FinnGen individuals were genotyped with Illumina and Affymetrix chip arrays (Illumina Inc., San Diego, and Thermo Fisher Scientific, Santa Clara, CA, USA).
Chip genotype data were imputed using the population-specific SISu v3 imputation reference panel of 3,775 whole genomes.
Post-imputation QC involved excluding variants with imputation INFO < 0.7.
Total number of individuals: 102,739
Total number of variants (merged set): 17,054,975
Reference assembly: GRCh38/hg38
SISu v3 consists of 3,775 high coverage (30x) WGS Finnish individuals from six cohorts:
METSIM (PIs Markku Laakso and Mike Boehnke)
FINRISK (PI Pekka Jousilahti)
Health2000 (PI Seppo Koskinen)
Finnish Migraine Family Study (PI Aarno Palotie)
Merck/Tienari samples (PI Pentti Tienari)
MESTA samples (PI Jaana Suvisaari)
High-coverage (25-30x) WGS data used to develop the SISu v3 reference panel were generated at the Broad Institute of MIT and Harvard and at the McDonnell Genome Institute at Washington University; and jointly processed at the Broad Institute.
Chip genotype data processing and QC Samples were genotyped with Illumina (Illumina Inc., San Diego, CA, USA) and Affymetrix arrays (Thermo Fisher Scientific, Santa Clara, CA, USA).
Genotype calls were made with GenCall and zCall algorithms for Illumina and AxiomGT1 algorithm for Affymetrix data.
Chip genotyping data produced with previous chip platforms and reference genome builds were lifted over to build version 38 (GRCh38/hg38) following the protocol described here: dx.doi.org/10.17504/protocols.io.nqtddwn.
In sample-wise quality control, individuals with ambiguous gender, high genotype missingness (>5%), excess heterozygosity (+-4SD) and non-Finnish ancestry were excluded.

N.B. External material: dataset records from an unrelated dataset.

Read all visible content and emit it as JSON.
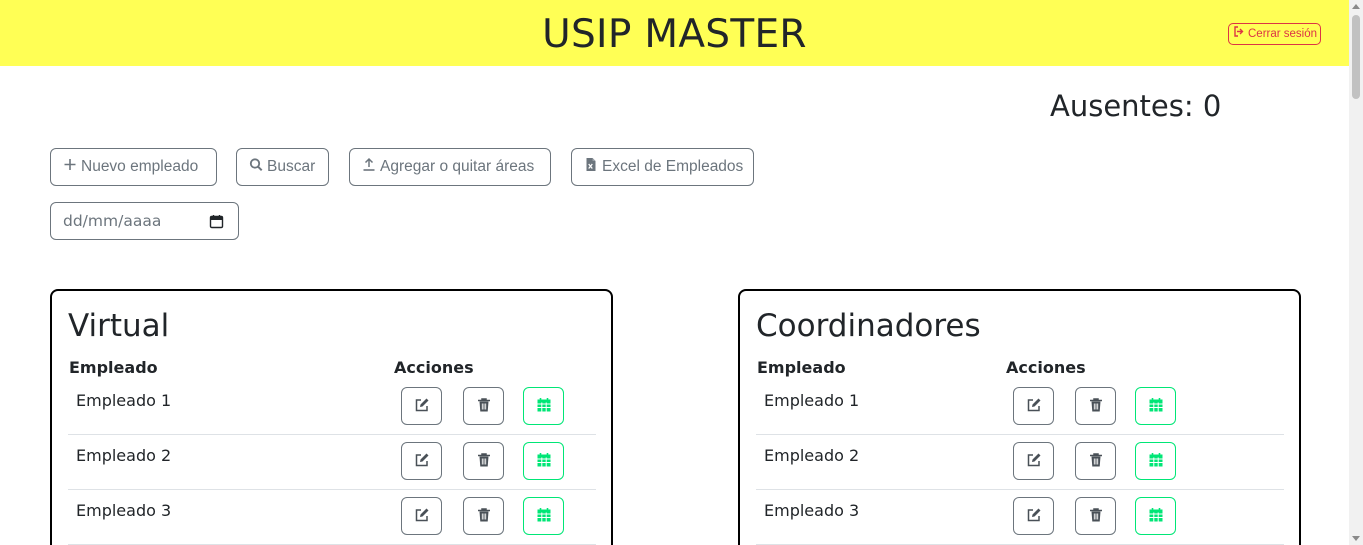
{
  "header": {
    "title": "USIP MASTER",
    "logout_label": "Cerrar sesión"
  },
  "absent": {
    "label": "Ausentes: 0"
  },
  "toolbar": {
    "new_employee_label": "Nuevo empleado",
    "search_label": "Buscar",
    "areas_label": "Agregar o quitar áreas",
    "excel_label": "Excel de Empleados"
  },
  "date_filter": {
    "placeholder": "dd/mm/aaaa"
  },
  "cards": [
    {
      "title": "Virtual",
      "col_employee": "Empleado",
      "col_actions": "Acciones",
      "rows": [
        {
          "name": "Empleado 1"
        },
        {
          "name": "Empleado 2"
        },
        {
          "name": "Empleado 3"
        }
      ]
    },
    {
      "title": "Coordinadores",
      "col_employee": "Empleado",
      "col_actions": "Acciones",
      "rows": [
        {
          "name": "Empleado 1"
        },
        {
          "name": "Empleado 2"
        },
        {
          "name": "Empleado 3"
        }
      ]
    }
  ],
  "icons": {
    "logout": "sign-out-icon",
    "new": "plus-icon",
    "search": "search-icon",
    "areas": "upload-icon",
    "excel": "file-excel-icon",
    "date": "calendar-icon",
    "edit": "edit-icon",
    "delete": "trash-icon",
    "schedule": "calendar-grid-icon"
  },
  "colors": {
    "header_bg": "#ffff55",
    "danger": "#dc3545",
    "secondary": "#6c757d",
    "success": "#00e676"
  }
}
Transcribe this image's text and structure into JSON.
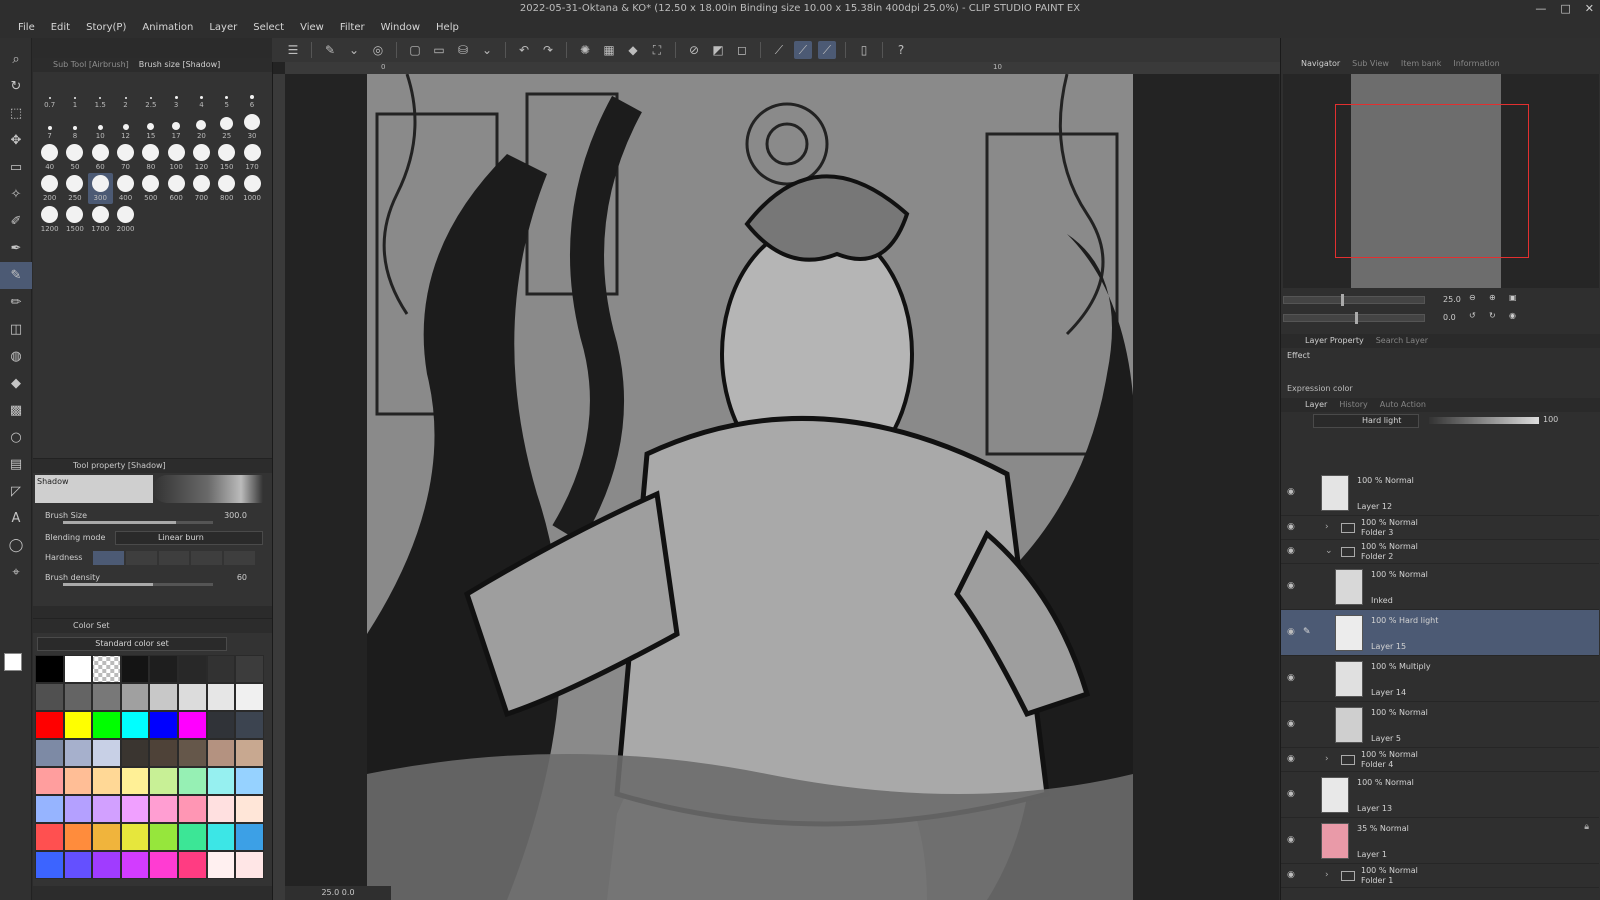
{
  "title": "2022-05-31-Oktana & KO* (12.50 x 18.00in Binding size 10.00 x 15.38in 400dpi 25.0%) - CLIP STUDIO PAINT EX",
  "window_controls": [
    "—",
    "□",
    "✕"
  ],
  "menu": [
    "File",
    "Edit",
    "Story(P)",
    "Animation",
    "Layer",
    "Select",
    "View",
    "Filter",
    "Window",
    "Help"
  ],
  "subtool": {
    "tabs": [
      "Sub Tool [Airbrush]",
      "Brush size [Shadow]"
    ],
    "brush_rows": [
      [
        {
          "l": "0.7",
          "s": 2
        },
        {
          "l": "1",
          "s": 2
        },
        {
          "l": "1.5",
          "s": 2
        },
        {
          "l": "2",
          "s": 2
        },
        {
          "l": "2.5",
          "s": 2
        },
        {
          "l": "3",
          "s": 3
        },
        {
          "l": "4",
          "s": 3
        },
        {
          "l": "5",
          "s": 3
        },
        {
          "l": "6",
          "s": 4
        }
      ],
      [
        {
          "l": "7",
          "s": 4
        },
        {
          "l": "8",
          "s": 4
        },
        {
          "l": "10",
          "s": 5
        },
        {
          "l": "12",
          "s": 6
        },
        {
          "l": "15",
          "s": 7
        },
        {
          "l": "17",
          "s": 8
        },
        {
          "l": "20",
          "s": 10
        },
        {
          "l": "25",
          "s": 13
        },
        {
          "l": "30",
          "s": 16
        }
      ],
      [
        {
          "l": "40",
          "s": 17
        },
        {
          "l": "50",
          "s": 17
        },
        {
          "l": "60",
          "s": 17
        },
        {
          "l": "70",
          "s": 17
        },
        {
          "l": "80",
          "s": 17
        },
        {
          "l": "100",
          "s": 17
        },
        {
          "l": "120",
          "s": 17
        },
        {
          "l": "150",
          "s": 17
        },
        {
          "l": "170",
          "s": 17
        }
      ],
      [
        {
          "l": "200",
          "s": 17
        },
        {
          "l": "250",
          "s": 17
        },
        {
          "l": "300",
          "s": 17,
          "sel": true
        },
        {
          "l": "400",
          "s": 17
        },
        {
          "l": "500",
          "s": 17
        },
        {
          "l": "600",
          "s": 17
        },
        {
          "l": "700",
          "s": 17
        },
        {
          "l": "800",
          "s": 17
        },
        {
          "l": "1000",
          "s": 17
        }
      ],
      [
        {
          "l": "1200",
          "s": 17
        },
        {
          "l": "1500",
          "s": 17
        },
        {
          "l": "1700",
          "s": 17
        },
        {
          "l": "2000",
          "s": 17
        }
      ]
    ]
  },
  "toolprop": {
    "header": "Tool property [Shadow]",
    "brush_name": "Shadow",
    "brush_size_label": "Brush Size",
    "brush_size_value": "300.0",
    "brush_size_level": 0.75,
    "blending_label": "Blending mode",
    "blending_value": "Linear burn",
    "hardness_label": "Hardness",
    "density_label": "Brush density",
    "density_value": "60",
    "density_level": 0.6
  },
  "colorset": {
    "header": "Color Set",
    "select": "Standard color set",
    "swatches": [
      "#000000",
      "#ffffff",
      "checker",
      "#141414",
      "#1e1e1e",
      "#282828",
      "#323232",
      "#3c3c3c",
      "#505050",
      "#646464",
      "#787878",
      "#a0a0a0",
      "#c8c8c8",
      "#dcdcdc",
      "#e6e6e6",
      "#f0f0f0",
      "#ff0000",
      "#ffff00",
      "#00ff00",
      "#00ffff",
      "#0000ff",
      "#ff00ff",
      "#303338",
      "#3c4450",
      "#7d8aa5",
      "#a6b0cc",
      "#c8d0e6",
      "#3a3530",
      "#4e4238",
      "#65574a",
      "#b49280",
      "#c8a890",
      "#ff9e9e",
      "#ffbe96",
      "#ffd896",
      "#fff096",
      "#c8f096",
      "#96f0b4",
      "#96f0f0",
      "#96d2ff",
      "#96b4ff",
      "#b4a0ff",
      "#d2a0ff",
      "#f0a0ff",
      "#ff9ed2",
      "#ff96b4",
      "#ffe0e0",
      "#ffe6d8",
      "#ff5050",
      "#ff8c3c",
      "#f0b43c",
      "#e6e63c",
      "#96e63c",
      "#3ce696",
      "#3ce6e6",
      "#3ca0e6",
      "#3c64ff",
      "#6450ff",
      "#a03cff",
      "#d23cff",
      "#ff3cd2",
      "#ff3c82",
      "#fff0f0",
      "#ffe6e6"
    ]
  },
  "canvas": {
    "ruler_marks": [
      "0",
      "10"
    ],
    "zoom_status": "25.0   0.0"
  },
  "navigator": {
    "tabs": [
      "Navigator",
      "Sub View",
      "Item bank",
      "Information"
    ],
    "zoom": "25.0",
    "rotate": "0.0"
  },
  "layerprop": {
    "tabs": [
      "Layer Property",
      "Search Layer"
    ],
    "effect": "Effect",
    "expression": "Expression color"
  },
  "layers_panel": {
    "tabs": [
      "Layer",
      "History",
      "Auto Action"
    ],
    "blend": "Hard light",
    "opacity": "100",
    "layers": [
      {
        "line1": "100 % Normal",
        "line2": "Layer 12",
        "type": "layer",
        "indent": 0,
        "thumb": "#e4e4e4"
      },
      {
        "line1": "100 % Normal",
        "line2": "Folder 3",
        "type": "folder",
        "indent": 0,
        "open": false
      },
      {
        "line1": "100 % Normal",
        "line2": "Folder 2",
        "type": "folder",
        "indent": 0,
        "open": true
      },
      {
        "line1": "100 % Normal",
        "line2": "Inked",
        "type": "layer",
        "indent": 1,
        "thumb": "#d8d8d8"
      },
      {
        "line1": "100 % Hard light",
        "line2": "Layer 15",
        "type": "layer",
        "indent": 1,
        "thumb": "#ececec",
        "selected": true
      },
      {
        "line1": "100 % Multiply",
        "line2": "Layer 14",
        "type": "layer",
        "indent": 1,
        "thumb": "#e0e0e0"
      },
      {
        "line1": "100 % Normal",
        "line2": "Layer 5",
        "type": "layer",
        "indent": 1,
        "thumb": "#cfcfcf"
      },
      {
        "line1": "100 % Normal",
        "line2": "Folder 4",
        "type": "folder",
        "indent": 0,
        "open": false
      },
      {
        "line1": "100 % Normal",
        "line2": "Layer 13",
        "type": "layer",
        "indent": 0,
        "thumb": "#e8e8e8"
      },
      {
        "line1": "35 % Normal",
        "line2": "Layer 1",
        "type": "layer",
        "indent": 0,
        "thumb": "#e99aa8",
        "locked": true
      },
      {
        "line1": "100 % Normal",
        "line2": "Folder 1",
        "type": "folder",
        "indent": 0,
        "open": false
      }
    ]
  }
}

In variant-wise quality control variants with high missingness (>2%), low HWE P-value (<1e-6) and minor allele count, MAC<3 were excluded.

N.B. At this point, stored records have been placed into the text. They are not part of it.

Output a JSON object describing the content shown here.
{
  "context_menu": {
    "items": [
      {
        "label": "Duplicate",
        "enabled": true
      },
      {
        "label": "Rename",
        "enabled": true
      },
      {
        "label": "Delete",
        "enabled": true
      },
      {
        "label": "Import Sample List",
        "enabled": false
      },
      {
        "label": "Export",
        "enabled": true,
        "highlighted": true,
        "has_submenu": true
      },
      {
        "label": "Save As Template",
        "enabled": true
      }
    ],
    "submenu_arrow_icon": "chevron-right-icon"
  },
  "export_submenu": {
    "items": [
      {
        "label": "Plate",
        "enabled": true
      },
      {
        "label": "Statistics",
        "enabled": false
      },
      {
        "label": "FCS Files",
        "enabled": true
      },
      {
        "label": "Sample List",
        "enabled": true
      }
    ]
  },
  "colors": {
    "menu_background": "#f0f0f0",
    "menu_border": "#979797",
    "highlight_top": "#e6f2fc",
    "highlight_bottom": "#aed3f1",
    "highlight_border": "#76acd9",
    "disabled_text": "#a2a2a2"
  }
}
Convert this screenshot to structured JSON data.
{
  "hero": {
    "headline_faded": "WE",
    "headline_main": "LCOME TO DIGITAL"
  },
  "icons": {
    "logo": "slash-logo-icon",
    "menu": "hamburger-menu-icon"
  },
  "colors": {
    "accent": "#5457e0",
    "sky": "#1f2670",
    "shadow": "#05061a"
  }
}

Prior imputation, chip genotyped samples were pre-phased with Eagle 2.3.5 (https://data.broadinstitute.org/alkesgroup/Eagle/) with the default parameters, except the number of conditioning haplotypes was set to 20,000.
Cromwell-29 and 31
Wdltool-0.14
Plink 1.9 and 2.0
BCFtools 1.5 and 1.7
Eagle 2.3.5
Beagle 4.1 (version 08Jun17.d8b)
R 3.4.1 (packages: data.table 1.10.4, sm 2.2-5.4)
Genotype imputation was done with the population-specific SISu v3 reference panel .

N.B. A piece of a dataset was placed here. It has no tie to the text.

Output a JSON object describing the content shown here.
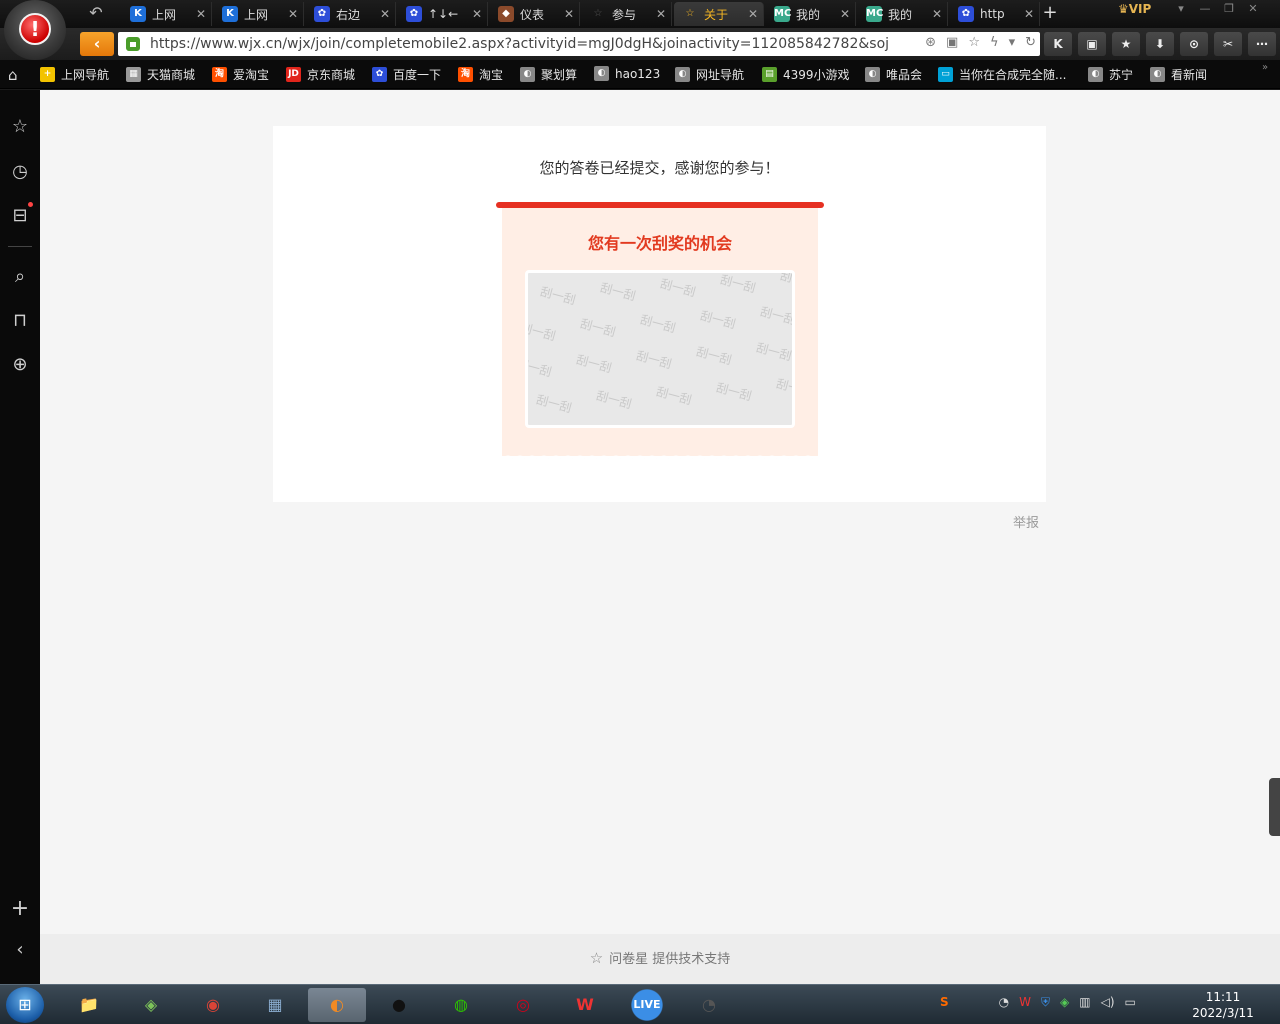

Variant call set was produced with GATK HaplotypeCaller algorithm by following GATK best-practices for variant calling.
Genotype-, sample- and variant-wise QC was applied in an iterative manner by using the Hail framework v0.1 and the resulting high-quality WGS data for 3,775 individuals were phased with Eagle 2.3.5 as described in the previous section.
Genotype imputation was carried out by using the population-specific SISu v3 imputation reference panel with Beagle 4.1 (version 08Jun17.d8b) as described in the following protocol: dx.doi.org/10.17504/protocols.io.nmndc5e.
Post-imputation quality-control involved checking expected conformity of the imputation INFO-value distribution, MAF differences between the target dataset and the imputation reference panel and checking chromosomal continuity of the imputed genotype calls.
Optional: Post-imputation quality control also involved excluding variants imputed with imputation INFO<0.7.